Um ponto central na concepção da vida religiosa em Santa Teresa é a da fraternidade comunitária profética. Por isso, tendo feito a experiência de viver num mosteiro numeroso, onde isto era impossível, decide – o que foi novidade para sua época- que suas comunidades fossem pequenas, orantes e a serviço da Igreja (Vida 36,19; Caminho Valladolid, 4,10). A base desta vida é o amor fraterno. Nesta forma de vida comunitária tudo tem que ser familiar e todas tem que participar nos trabalhos da casa (Caminho, c.1): “Nesta casa… todas hão de ser amigas, todas hão de se amar, todas hão de se querer, todas hão de se ajudar (Caminho 4,7). Teresa de Jesus insistiu que a comunidade vivesse na amizade com Cristo através da oração. As irmãs hão de viver a contemplação tanto na oração como na vida (cf. Vida 8,5). Por exigência do carisma teresiano, a oração, a consagração e todas as energias da carmelita hão de estar orientadas para a salvação das almas (cf. Caminho, 1,2.5; 3,10), quer dizer, testemunhar e proclamar o Reino de Deus. Ela apresentou a ascese em função de uma vida teologal mais intensa ao serviço da Igreja (cf. Caminho, 10,5; Moradas VII 4,5). Teresa de Jesus descreve sua comunidade como um “castelinho… de bons cristãos” (Caminho 3,2). A comunidade não está reunida somente para sua própria santificação, mas para viver pela Igreja e a humanidade, para entrar no combate por meio da intercessão. “Este é o vosso chamado… Está ardendo o mundo” (Caminho 1,5). Por isso “todas ocupadas na oração pelos que são os defensores da Igreja e pregadores e letrados… ajudássemos no que pudéssemos” (Caminho, 1,2).

  1. Em São João da Cruz

Aqueles que conheceram e trataram com São João da Cruz coincidem em afirmar sua preocupação pela fraternidade orante e apostólica das comunidades carmelitanas.
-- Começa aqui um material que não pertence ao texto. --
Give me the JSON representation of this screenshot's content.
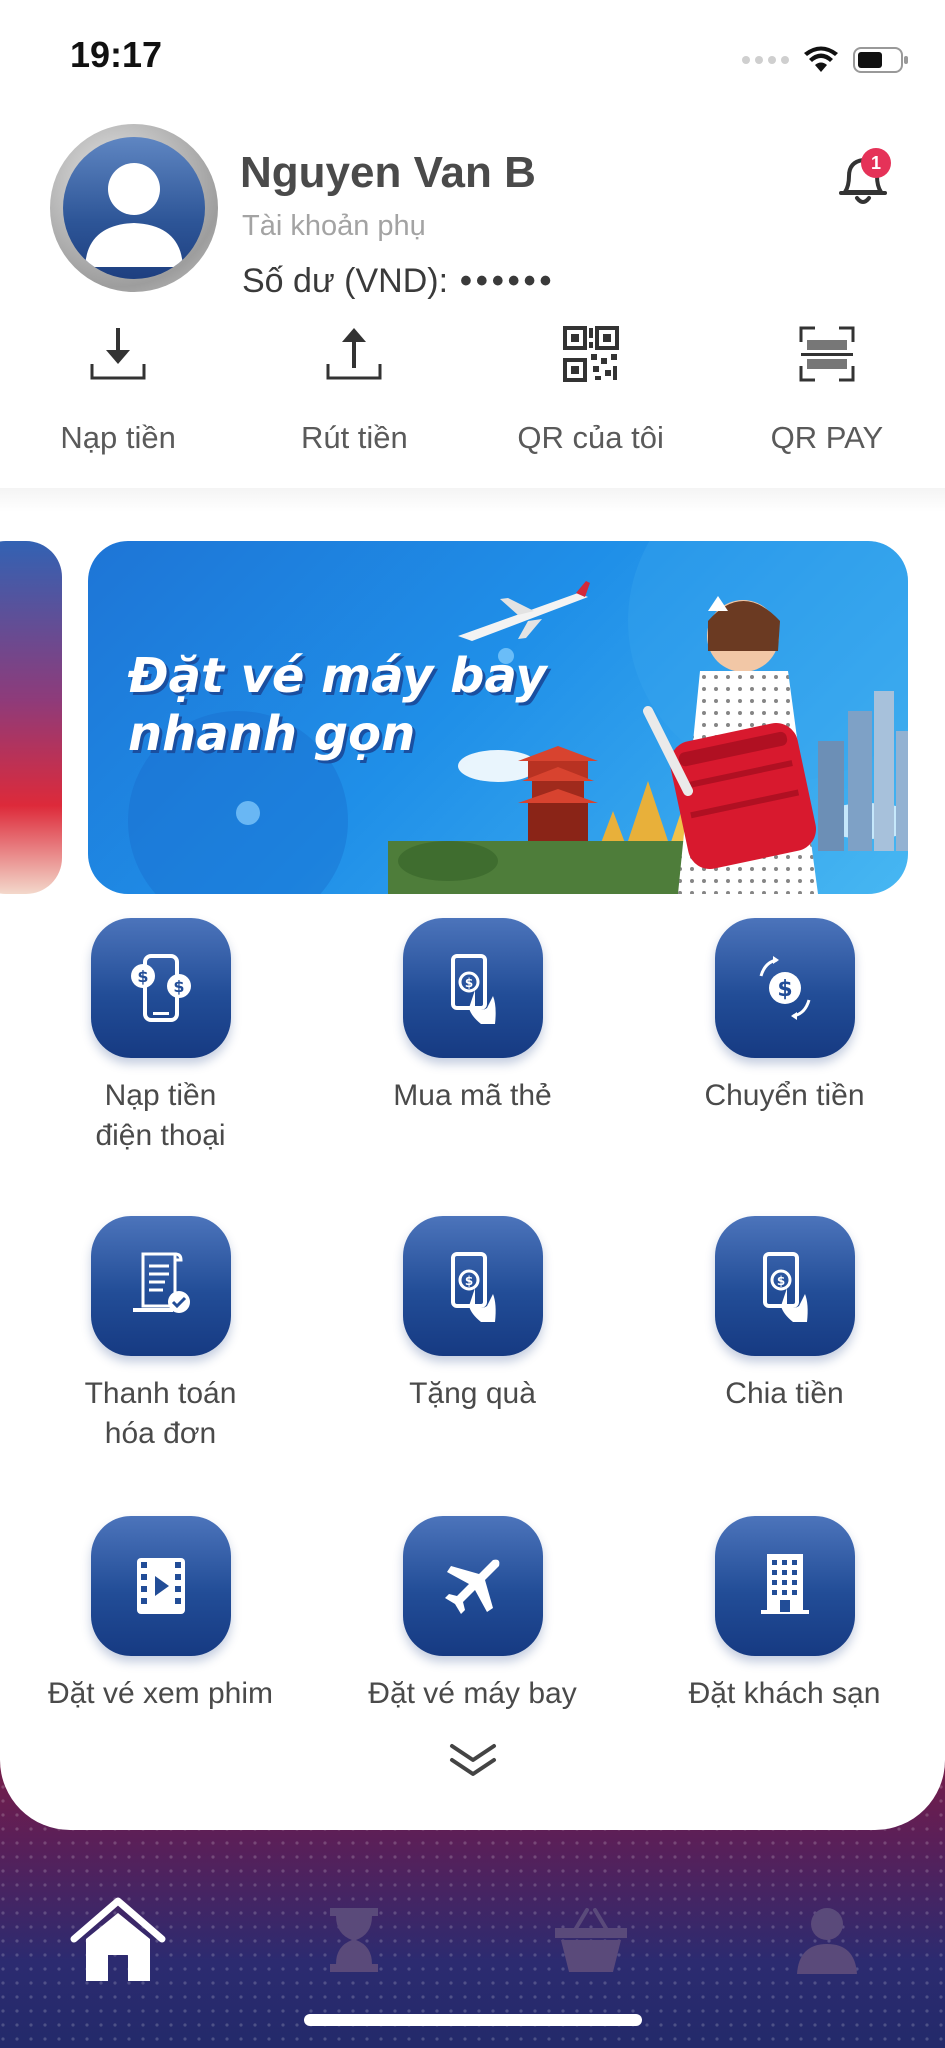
{
  "status_bar": {
    "time": "19:17"
  },
  "user": {
    "name": "Nguyen Van B",
    "account_type": "Tài khoản phụ",
    "balance_label": "Số dư (VND):",
    "balance_mask": "••••••"
  },
  "notifications": {
    "count": "1"
  },
  "quick_actions": [
    {
      "label": "Nạp tiền",
      "icon": "download-icon"
    },
    {
      "label": "Rút tiền",
      "icon": "upload-icon"
    },
    {
      "label": "QR của tôi",
      "icon": "qr-code-icon"
    },
    {
      "label": "QR PAY",
      "icon": "qr-scan-icon"
    }
  ],
  "banner": {
    "title_line1": "Đặt vé máy bay",
    "title_line2": "nhanh gọn"
  },
  "services": [
    {
      "label": "Nạp tiền\nđiện thoại",
      "icon": "phone-topup-icon"
    },
    {
      "label": "Mua mã thẻ",
      "icon": "card-code-icon"
    },
    {
      "label": "Chuyển tiền",
      "icon": "transfer-icon"
    },
    {
      "label": "Thanh toán\nhóa đơn",
      "icon": "bill-icon"
    },
    {
      "label": "Tặng quà",
      "icon": "gift-money-icon"
    },
    {
      "label": "Chia tiền",
      "icon": "split-money-icon"
    },
    {
      "label": "Đặt vé xem phim",
      "icon": "film-icon"
    },
    {
      "label": "Đặt vé máy bay",
      "icon": "airplane-icon"
    },
    {
      "label": "Đặt khách sạn",
      "icon": "hotel-icon"
    }
  ],
  "tabs": [
    {
      "name": "home",
      "icon": "home-icon",
      "active": true
    },
    {
      "name": "history",
      "icon": "hourglass-icon",
      "active": false
    },
    {
      "name": "shop",
      "icon": "basket-icon",
      "active": false
    },
    {
      "name": "profile",
      "icon": "person-icon",
      "active": false
    }
  ],
  "colors": {
    "primary": "#224d97",
    "badge": "#e53258",
    "text": "#4a4a4a"
  }
}
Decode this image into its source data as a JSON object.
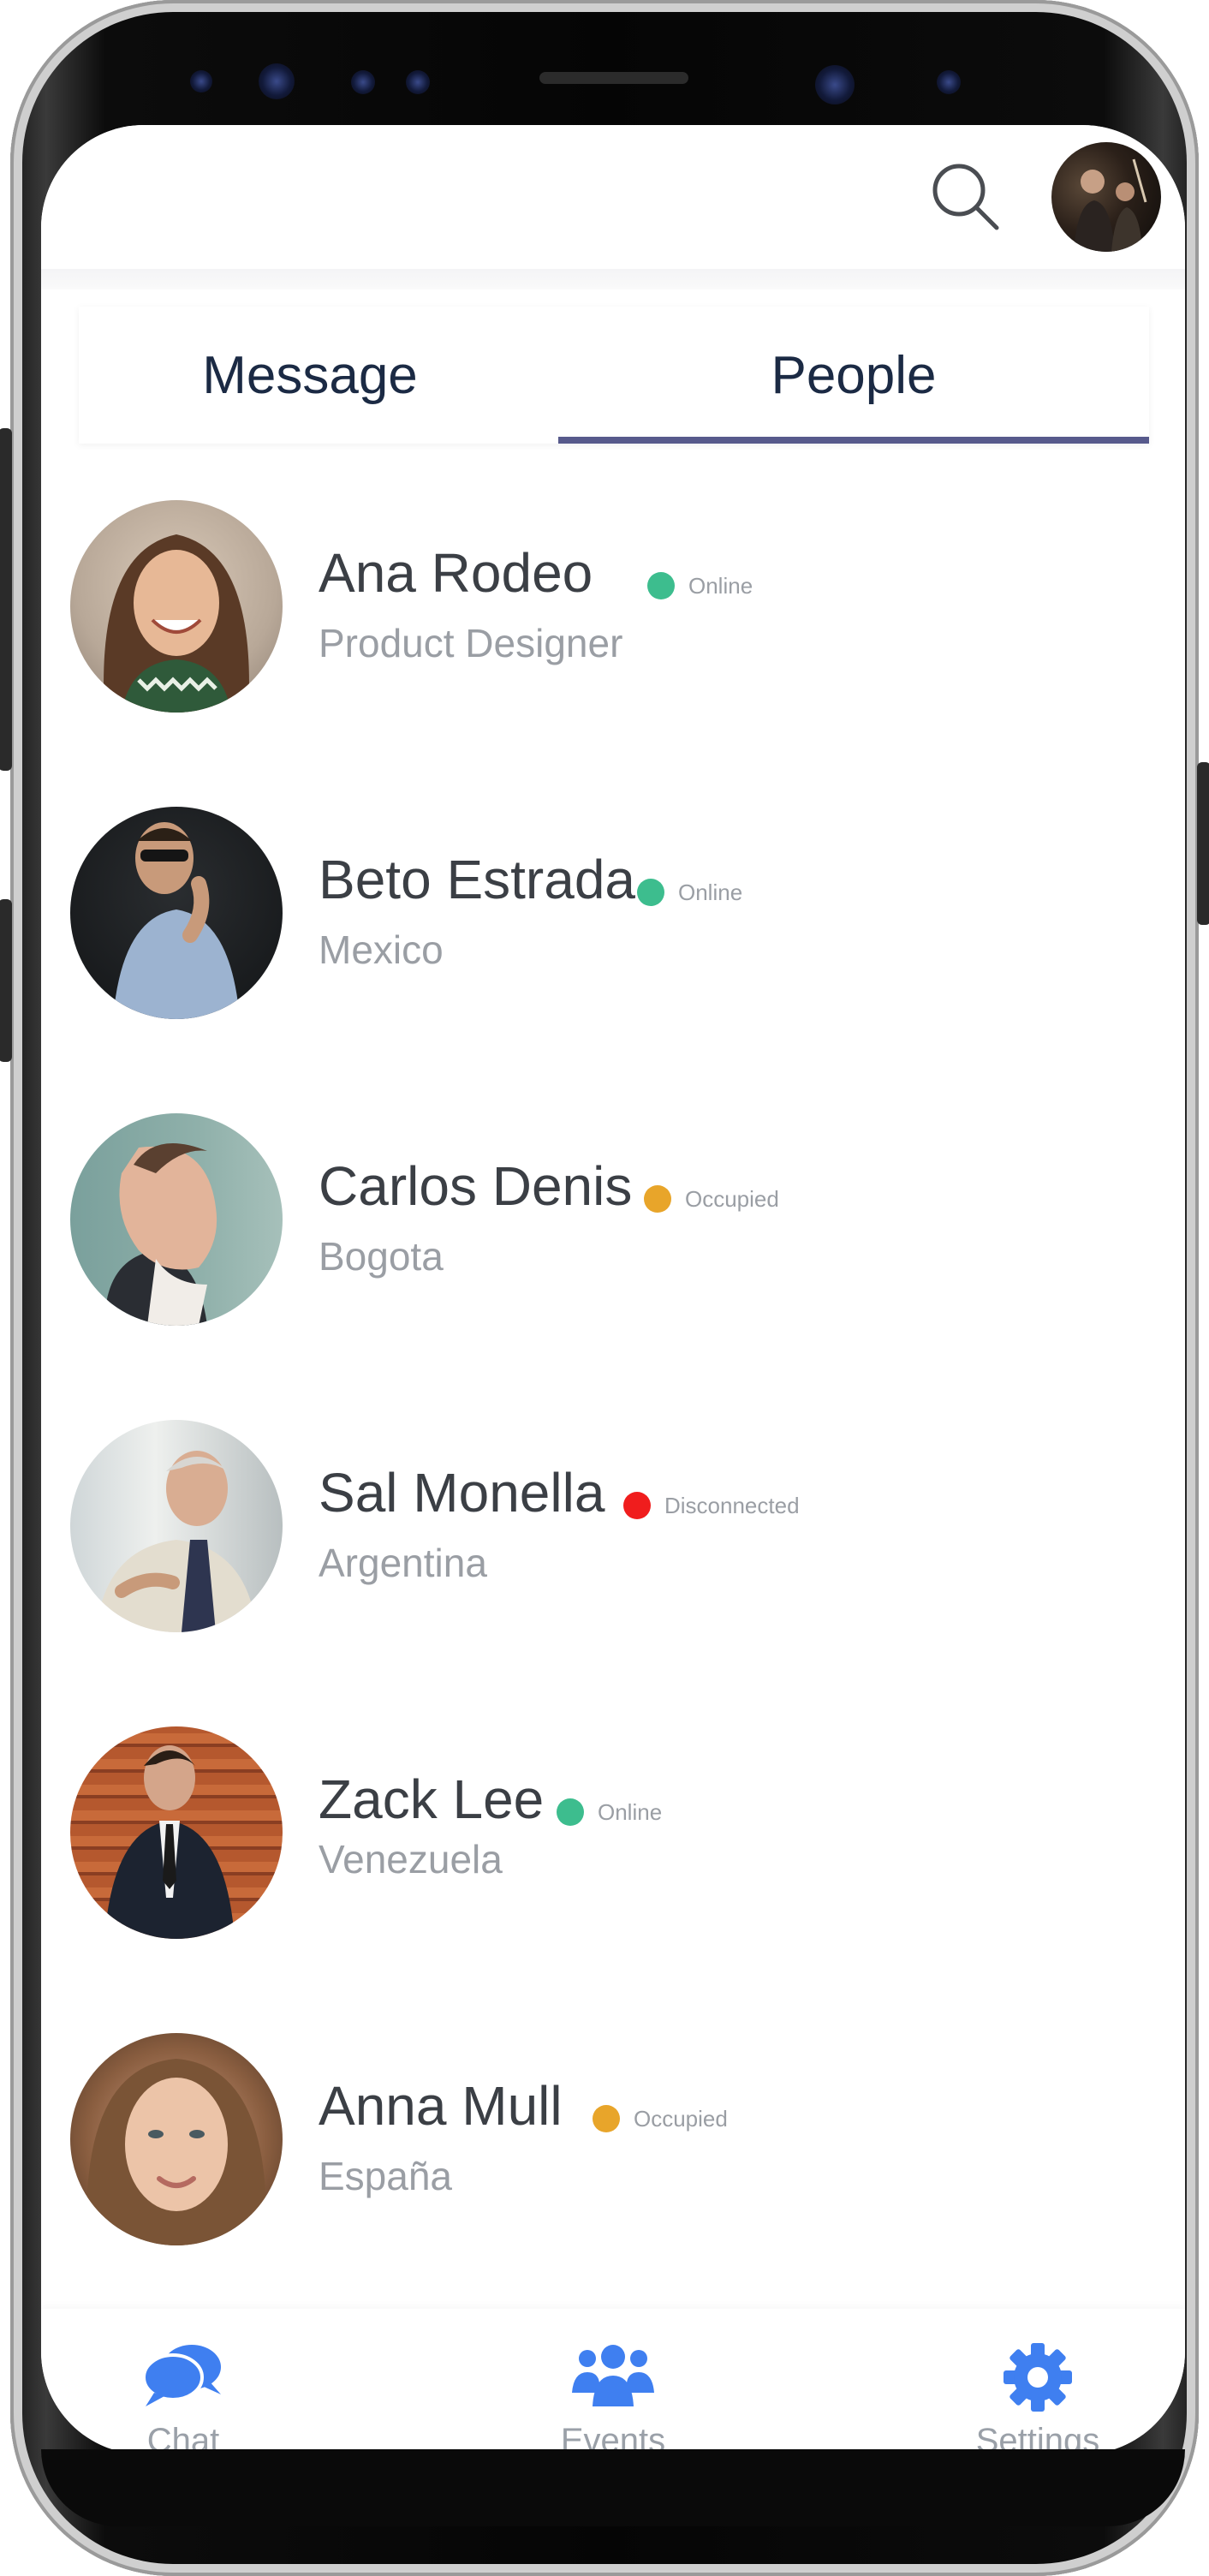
{
  "tabs": {
    "message": "Message",
    "people": "People",
    "active": "People"
  },
  "people": [
    {
      "name": "Ana Rodeo",
      "subtitle": "Product Designer",
      "status": "Online",
      "status_color": "#3dbd8e",
      "icon": "avatar-woman-curly-hair"
    },
    {
      "name": "Beto Estrada",
      "subtitle": "Mexico",
      "status": "Online",
      "status_color": "#3dbd8e",
      "icon": "avatar-man-sunglasses"
    },
    {
      "name": "Carlos Denis",
      "subtitle": "Bogota",
      "status": "Occupied",
      "status_color": "#e8a52a",
      "icon": "avatar-man-profile"
    },
    {
      "name": "Sal Monella",
      "subtitle": "Argentina",
      "status": "Disconnected",
      "status_color": "#f01d1d",
      "icon": "avatar-man-tie"
    },
    {
      "name": "Zack Lee",
      "subtitle": "Venezuela",
      "status": "Online",
      "status_color": "#3dbd8e",
      "icon": "avatar-man-suit"
    },
    {
      "name": "Anna Mull",
      "subtitle": "España",
      "status": "Occupied",
      "status_color": "#e8a52a",
      "icon": "avatar-woman-smiling"
    }
  ],
  "nav": [
    {
      "label": "Chat",
      "icon": "chat-bubbles-icon"
    },
    {
      "label": "Events",
      "icon": "group-icon"
    },
    {
      "label": "Settings",
      "icon": "gear-icon"
    }
  ],
  "colors": {
    "accent": "#3f7ff0",
    "tab_underline": "#575a8c",
    "title_text": "#1b2a44"
  }
}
A doutrina de seus escritos sublinha a união do amor a Deus com amor ao próximo (Subida III 23,1), propõe a centralidade da oração que conduz pouco a pouco ao amor puro que faz mais bem à Igreja que todas as obras (Cântico 29,2). A comunhão na vida fraterna exige que se tenha igualdade de amor para com todos e que na vida comunitária todos sejam tratados com compreensão e benignidade (cf. Cautelas primeira e terceira contra o mundo). Seus ensinamentos sobre a oração como expressão de fé, esperança e amor orientam as fraternidades carmelitanas a viver em comunhão com Deus os outros e, também a trabalhar pelo Reino testemunhando e anunciando o projeto de Deus. O P. Eliseu dos Mártires, que conheceu e tratou com o Santo, afirmou que este “dizia… que o amor do bem do próximo nasce da vida espiritual e contemplativa, e que como esta é parte da Regra, é necessário nos encarregar e ajudar-nos neste bem e zelo pelo aproveitamento de nossos próximos; porque quis a Regra fazer-nos observantes de vida mista e composta por incluir em si e abraçar as duas, ativa e contemplativa. A qual escolheu o Senhor para si por ser mais perfeita” (Ditames do espírito, ditame 9). O santo ensinou a suas comunidades a por os olhos em Cristo (cf. Subida II 22,5), a partir de uma atitude contemplativa para viver a comunhão e a partir dela, entregar-se às tarefas apostólicas assumindo os conflitos e atravessando as noites da perseguição e incompreensão.